Для меня безделье – худшая мука… Напряженное размышление на интересную тему – это такая же роскошь, как роскошь человеческого общения.
Морис Бонфельд
Наталия Серова
Памяти Мориса Бонфельда
Культура вологодской земли понесла невосполнимую утрату. Ушел из жизни известнейший российский музыковед, композитор, профессор Вологодского педагогического университета Морис Шлемович Бонфельд.
С «Красным Севером» его связывали многие годы совместной творческой работы. Рецензии на концерты, музыкальные обозрения, выходившие из-под пера этого строгого и компетентного музыкального обозревателя, были весьма востребованными материалами, которые читали все. На них ссылались в спорах, их цитировали с кафедр, их просто запоминали наизусть.
Во времена его наибольшей активности в печати не раз доводилось обнаруживать удивительную вещь: языком его статей, скрытыми фразами из них говорили и музыканты, и любители, когда пытались формулировать свои впечатления о музыке. Не секрет, что музыка, открытая всем, очень сложна для истолкования. Было приятно сознавать, что Морис Бонфельд и «Красный Север» научили вологжан понимать и толковать её.

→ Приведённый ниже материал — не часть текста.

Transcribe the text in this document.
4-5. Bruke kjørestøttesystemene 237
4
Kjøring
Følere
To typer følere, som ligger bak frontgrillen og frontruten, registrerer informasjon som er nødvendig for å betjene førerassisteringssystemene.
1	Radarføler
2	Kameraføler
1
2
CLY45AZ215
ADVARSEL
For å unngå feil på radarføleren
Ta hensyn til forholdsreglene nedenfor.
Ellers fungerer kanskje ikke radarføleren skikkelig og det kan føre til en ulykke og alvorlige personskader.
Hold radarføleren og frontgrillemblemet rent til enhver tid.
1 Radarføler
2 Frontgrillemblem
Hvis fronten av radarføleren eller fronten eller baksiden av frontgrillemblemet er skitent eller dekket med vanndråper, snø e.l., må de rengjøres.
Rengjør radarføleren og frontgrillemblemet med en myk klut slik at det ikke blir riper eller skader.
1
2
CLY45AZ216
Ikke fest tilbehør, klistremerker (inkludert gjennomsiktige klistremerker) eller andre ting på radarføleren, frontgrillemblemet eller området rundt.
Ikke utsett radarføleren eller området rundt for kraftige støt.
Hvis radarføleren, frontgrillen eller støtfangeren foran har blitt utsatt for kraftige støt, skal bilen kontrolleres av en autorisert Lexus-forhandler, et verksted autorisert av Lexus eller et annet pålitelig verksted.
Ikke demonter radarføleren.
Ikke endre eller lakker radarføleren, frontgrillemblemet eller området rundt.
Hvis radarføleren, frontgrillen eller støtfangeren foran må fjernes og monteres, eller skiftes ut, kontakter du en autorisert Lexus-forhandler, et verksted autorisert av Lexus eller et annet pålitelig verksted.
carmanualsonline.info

Он был трудным автором, работа с которым доставляла проблемы и дарила настоящую радость. Газета просила своего музыкального обозревателя быть подемократичнее, писать попроще «без мажоров и миноров». Он был категорически не согласен с таким подходом, считая своих читателей людьми образованными и музыке преданными. Он хотел и писал на уровне исполняемой музыки и не желал опускаться до низкого уровня любителей попсы. В сущности, он всегда поднимал свою аудиторию до высоты своего понимания музыки и жизни.
Морис был фантастически работоспособным и деятельным человеком, погруженным в музыку 24 часа в сутки. Он знал о ней всё и щедро делился со всеми своими знаниями. Он очень остро ощущал скукоживающееся пространство для настоящей музыки в реальной жизни и делал всё, чтобы его расширить. Он мог сказать вдохновенное слово перед аудиторией сложного по программе концерта, собрать со всей России самых интересных и авторитетных музыкальных деятелей на научную конференцию в Вологде. Он собрал большую и неоднозначно встреченную книгу об областной филармонии и начал вплотную заниматься творческим наследием Валерия Гаврилина. Он многое начинал и поразительно много успел за свою короткую рабочую и творческую жизнь.

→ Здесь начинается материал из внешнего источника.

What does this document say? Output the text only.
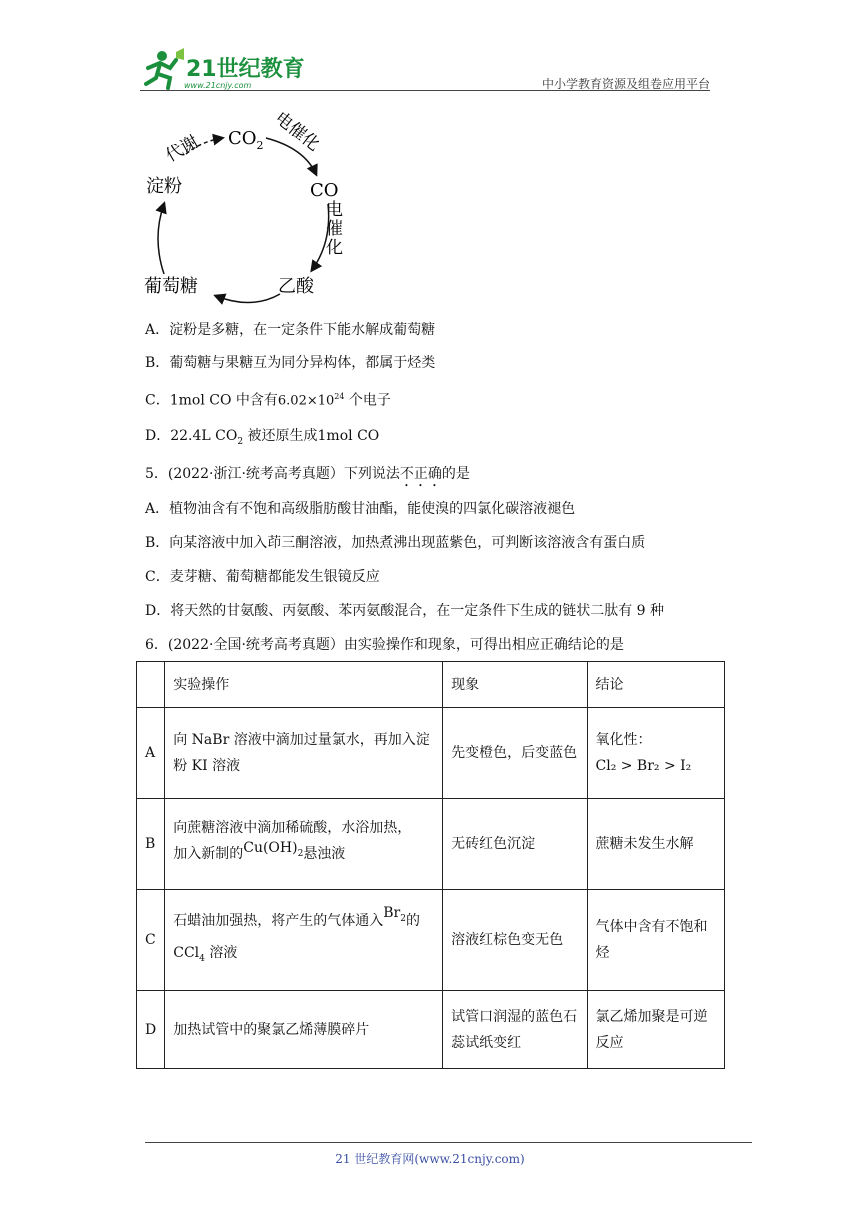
21世纪教育
www.21cnjy.com	中小学教育资源及组卷应用平台
$CO_2$
CO
淀粉
葡萄糖	乙酸
代谢	电催化
电催化
A．淀粉是多糖，在一定条件下能水解成葡萄糖
B．葡萄糖与果糖互为同分异构体，都属于烃类
C．1mol CO 中含有$6.02\times 10^{24}$ 个电子
D．22.4L $CO_2$ 被还原生成1mol CO
5．(2022·浙江·统考高考真题）下列说法不正确的是
A．植物油含有不饱和高级脂肪酸甘油酯，能使溴的四氯化碳溶液褪色
B．向某溶液中加入茚三酮溶液，加热煮沸出现蓝紫色，可判断该溶液含有蛋白质
C．麦芽糖、葡萄糖都能发生银镜反应
D．将天然的甘氨酸、丙氨酸、苯丙氨酸混合，在一定条件下生成的链状二肽有 9 种
6．(2022·全国·统考高考真题）由实验操作和现象，可得出相应正确结论的是
	实验操作	现象	结论
A	向 NaBr 溶液中滴加过量氯水，再加入淀粉 KI 溶液	先变橙色，后变蓝色	氧化性：
Cl₂ > Br₂ > I₂

B	向蔗糖溶液中滴加稀硫酸，水浴加热，
加入新制的$Cu(OH)_2$悬浊液	无砖红色沉淀	蔗糖未发生水解
C	石蜡油加强热，将产生的气体通入$Br_2$的
CCl$_4$ 溶液	溶液红棕色变无色	气体中含有不饱和烃
D	加热试管中的聚氯乙烯薄膜碎片	试管口润湿的蓝色石蕊试纸变红	氯乙烯加聚是可逆反应
21 世纪教育网(www.21cnjy.com)
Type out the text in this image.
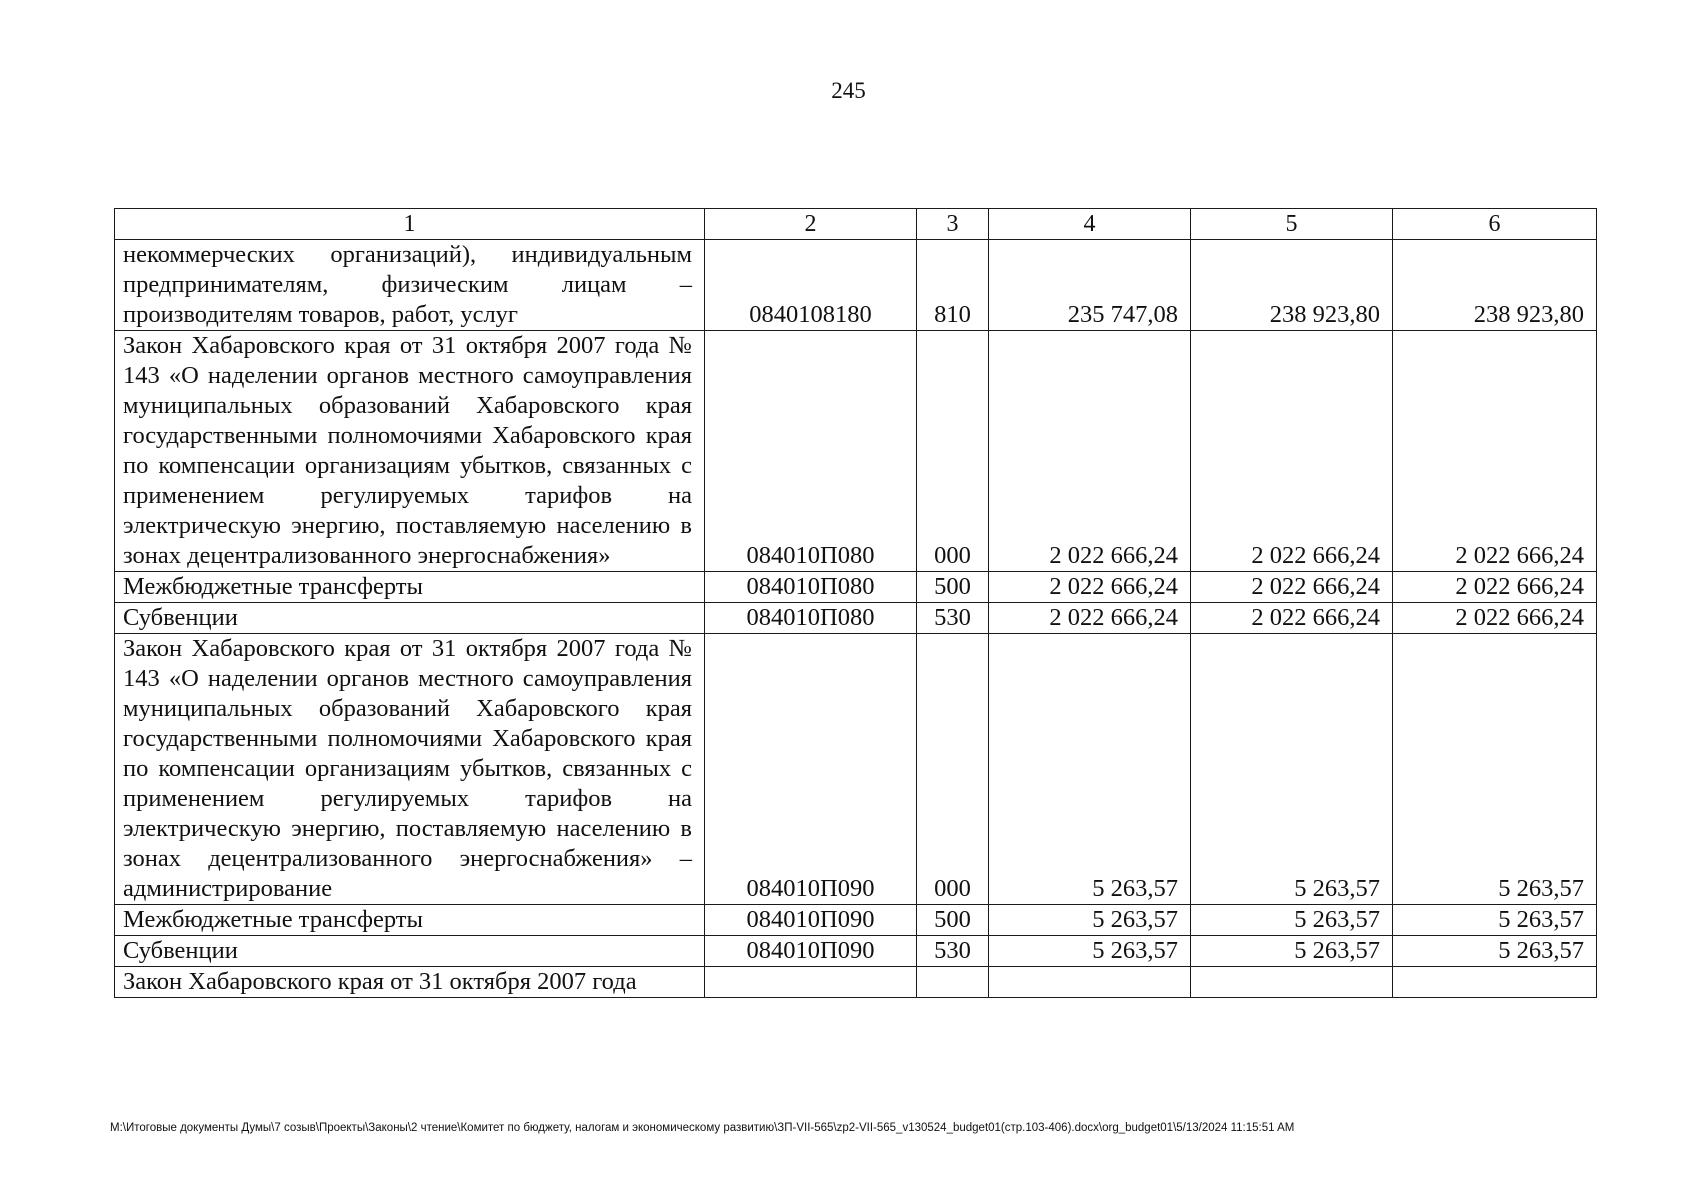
245
1	2	3	4	5	6
некоммерческих организаций), индивидуальным предпринимателям, физическим лицам – производителям товаров, работ, услуг	0840108180	810	235 747,08	238 923,80	238 923,80
Закон Хабаровского края от 31 октября 2007 года № 143 «О наделении органов местного самоуправления муниципальных образований Хабаровского края государственными полномочиями Хабаровского края по компенсации организациям убытков, связанных с применением регулируемых тарифов на электрическую энергию, поставляемую населению в зонах децентрализованного энергоснабжения»	084010П080	000	2 022 666,24	2 022 666,24	2 022 666,24
Межбюджетные трансферты	084010П080	500	2 022 666,24	2 022 666,24	2 022 666,24
Субвенции	084010П080	530	2 022 666,24	2 022 666,24	2 022 666,24
Закон Хабаровского края от 31 октября 2007 года № 143 «О наделении органов местного самоуправления муниципальных образований Хабаровского края государственными полномочиями Хабаровского края по компенсации организациям убытков, связанных с применением регулируемых тарифов на электрическую энергию, поставляемую населению в зонах децентрализованного энергоснабжения» – администрирование	084010П090	000	5 263,57	5 263,57	5 263,57
Межбюджетные трансферты	084010П090	500	5 263,57	5 263,57	5 263,57
Субвенции	084010П090	530	5 263,57	5 263,57	5 263,57
Закон Хабаровского края от 31 октября 2007 года					
M:\Итоговые документы Думы\7 созыв\Проекты\Законы\2 чтение\Комитет по бюджету, налогам и экономическому развитию\ЗП-VII-565\zp2-VII-565_v130524_budget01(стр.103-406).docx\org_budget01\5/13/2024 11:15:51 AM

На гражданской панихиде в университете о нем говорили как о просветителе, о явлении в культуре не только российской, но и в мировой музыкальной культуре. Свидетельство тому – многочисленные телеграммы отовсюду: из Германии, Австралии, Южной Африки... Потеря оказалась огромной и действительно невосполнимой. Горюя об уходе давнего автора, любимого собеседника, неутомимого работника, не могла избавиться от непонятно почему воспринимаемого как похвала слова «неудобный». Потом поняла: он был жрецом настоящего знания и высочайшего профессионализма. Его планки всегда были высоки, и он ни при каких обстоятельствах не соглашался на их снижение, адаптацию «к тяжелым условиям нашей жизни». Он работал так, что обрел имя мирового звучания в музыковедении, признаваясь при этом, что это стало возможным только благодаря Вологде: живи Бонфельд в другом месте, вряд ли сумел бы сделать столько. Наверное, это были слова любви городу, ставшему родным, от очень сдержанного человека. Он состоялся бы везде.
Его особая роль в Вологде состояла в том, что он не давал её культурному пространству погрузиться в спячку. Он обозначал тот высокий уровень, на котором может работать любой профессионал и олицетворял его личным примером.
В скорбные часы прощания много говорилось о сохранении его наследия. Среди прочих важных вещей – это чувство того самого неудобства не соответствовать требованиям времени и профессии, которое он вызывал своей работой, своей активностью, своей, такой модной сейчас, фантастической креативностью. Работать много, качественно, с полной отдачей всех сил, наверное, пожелал бы нам так обидно рано ушедший от нас Морис Бонфельд.